I think it will be most appropriate for me to focus my remarks today chiefly on the Banking pillar, i.e. Banking Union.

We need Banking Union to transform the financial system from a source of risk and instability to a source of growth and support to the real economy. We have in fact made considerable progress in recent months – especially under the Irish Presidency – in its construction. However much remains to be done.

Announcement of action to build a Banking Union combined with the firm commitment of the ECB has contributed greatly over the past several months to the gradual but clear restoration of confidence in euro area financial markets. While it is not appropriate for me to touch on monetary policy issues today (ahead of the ECB Governing Council meeting), it is evident that (with some exceptions) sovereign spreads have generally declined in the stressed economies, not least in Ireland, and this trend has held, even through the Cyprus situation. The financial markets are counting on the completion of Banking Union. We must avoid that any easing of tensions in the markets leads to a slackening in the pace of reform.

Banking Union, shifting supervision of banks to the European level, combined with a single resolution regime and a common system for deposit protection will reassure citizens and markets that a common, high level of prudential regulation is being consistently applied. Together with greater fiscal and economic coordination it will help build the necessary trust between member states which is a pre-condition for the introduction of common financial arrangements

The Irish Presidency has given top priority to the Banking Union files. At the Central Bank we have been heavily involved and a large number of my colleagues in the Bank have been assisting in the discussions and negotiations around the large body of legislative reform that is associated with Banking Union.

First the Irish Presidency brokered final agreement on the Capital Requirements Directive and Regulation (CRDIV). This will greatly strengthen the capital and liquidity provisioning of Europe’s banks and improve governance and remuneration practices. It is now expected to apply from January 2014.

Agreement has also been reached, following the informal ECOFIN held in Dublin in April, on the Single Supervisory Mechanism for banks in the Euro area. This will transfer bank supervisory tasks to the European level and will provide strong and consistent supervision. Preparations are well advanced within the ECB to take on this task as early as July 2014, depending on the formal implementation date. It has been a remarkable success to obtain agreement on this proposal within 7 months of its publication.

Attention is now focused on negotiations to agree a Bank Recovery and Resolution Directive. This would ensure that authorities throughout Europe would have the means to intervene decisively when problems occur and that the costs of dealing with failing banks fall in a clearly defined order on the owners and creditors. Ministers will discuss this text on May 14th and there is a target to reach agreement by the end of the Irish Presidency.

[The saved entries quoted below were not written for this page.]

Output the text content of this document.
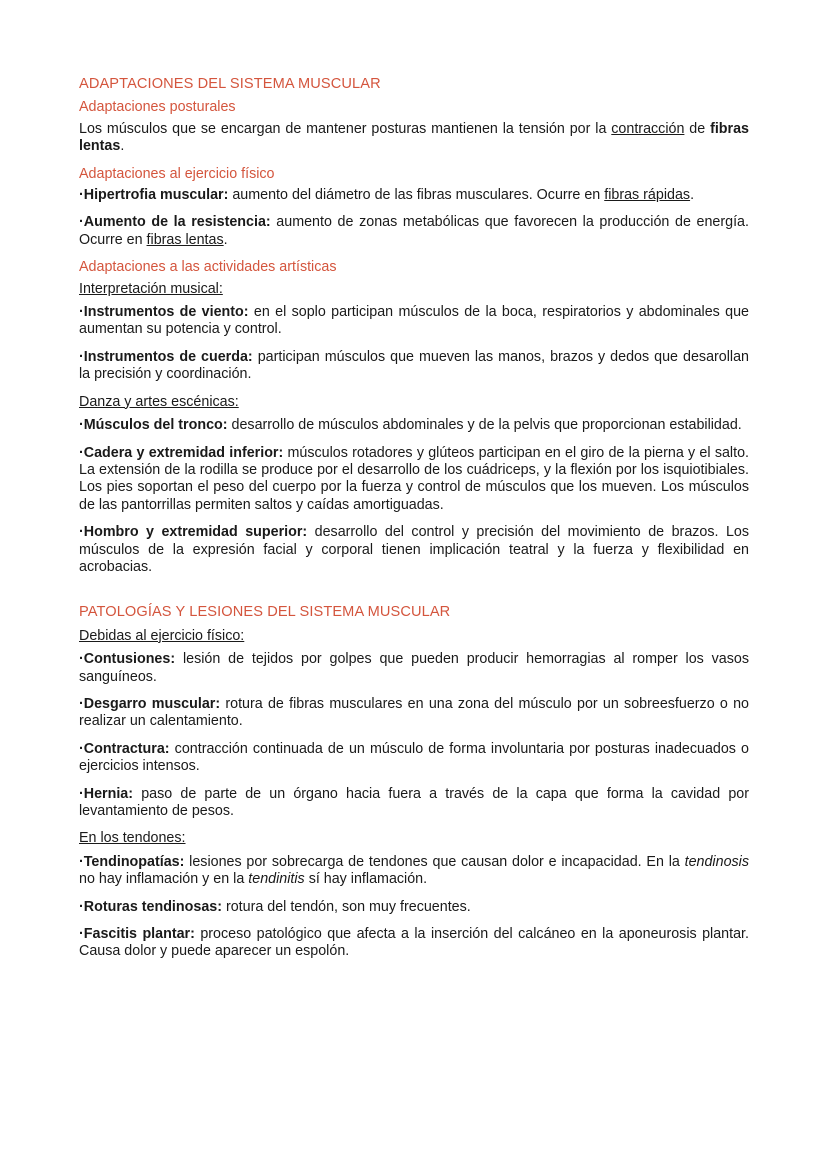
ADAPTACIONES DEL SISTEMA MUSCULAR
Adaptaciones posturales
Los músculos que se encargan de mantener posturas mantienen la tensión por la contracción de fibras lentas.
Adaptaciones al ejercicio físico
·Hipertrofia muscular: aumento del diámetro de las fibras musculares. Ocurre en fibras rápidas.
·Aumento de la resistencia: aumento de zonas metabólicas que favorecen la producción de energía. Ocurre en fibras lentas.
Adaptaciones a las actividades artísticas
Interpretación musical:
·Instrumentos de viento: en el soplo participan músculos de la boca, respiratorios y abdominales que aumentan su potencia y control.
·Instrumentos de cuerda: participan músculos que mueven las manos, brazos y dedos que desarollan la precisión y coordinación.
Danza y artes escénicas:
·Músculos del tronco: desarrollo de músculos abdominales y de la pelvis que proporcionan estabilidad.
·Cadera y extremidad inferior: músculos rotadores y glúteos participan en el giro de la pierna y el salto. La extensión de la rodilla se produce por el desarrollo de los cuádriceps, y la flexión por los isquiotibiales. Los pies soportan el peso del cuerpo por la fuerza y control de músculos que los mueven. Los músculos de las pantorrillas permiten saltos y caídas amortiguadas.
·Hombro y extremidad superior: desarrollo del control y precisión del movimiento de brazos. Los músculos de la expresión facial y corporal tienen implicación teatral y la fuerza y flexibilidad en acrobacias.
PATOLOGÍAS Y LESIONES DEL SISTEMA MUSCULAR
Debidas al ejercicio físico:
·Contusiones: lesión de tejidos por golpes que pueden producir hemorragias al romper los vasos sanguíneos.
·Desgarro muscular: rotura de fibras musculares en una zona del músculo por un sobreesfuerzo o no realizar un calentamiento.
·Contractura: contracción continuada de un músculo de forma involuntaria por posturas inadecuados o ejercicios intensos.
·Hernia: paso de parte de un órgano hacia fuera a través de la capa que forma la cavidad por levantamiento de pesos.
En los tendones:
·Tendinopatías: lesiones por sobrecarga de tendones que causan dolor e incapacidad. En la tendinosis no hay inflamación y en la tendinitis sí hay inflamación.
·Roturas tendinosas: rotura del tendón, son muy frecuentes.
·Fascitis plantar: proceso patológico que afecta a la inserción del calcáneo en la aponeurosis plantar. Causa dolor y puede aparecer un espolón.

Linked to this is the need to get agreement on a common scheme of Deposit Guarantee Funds throughout Europe, also an objective of the Presidency.

However the combination of a European supervisor of banks with responsibility for the resolution of bank failures remaining at the national level may not be a stable equilibrium in political economy terms, as individual member state governments may question and resent the imposition from the SSM of bank resolution requirements potentially including recapitalisation costs. Supervision and resolution should therefore be placed at the same level. The need for this has been acknowledged at successive European Councils which affirmed that it is imperative to break the vicious circle between banks and sovereigns. Now that there is agreement on a Single Supervisory Mechanism it is especially important to press ahead with establishing a Single Resolution Mechanism and Authority and a Single Deposit Guarantee scheme.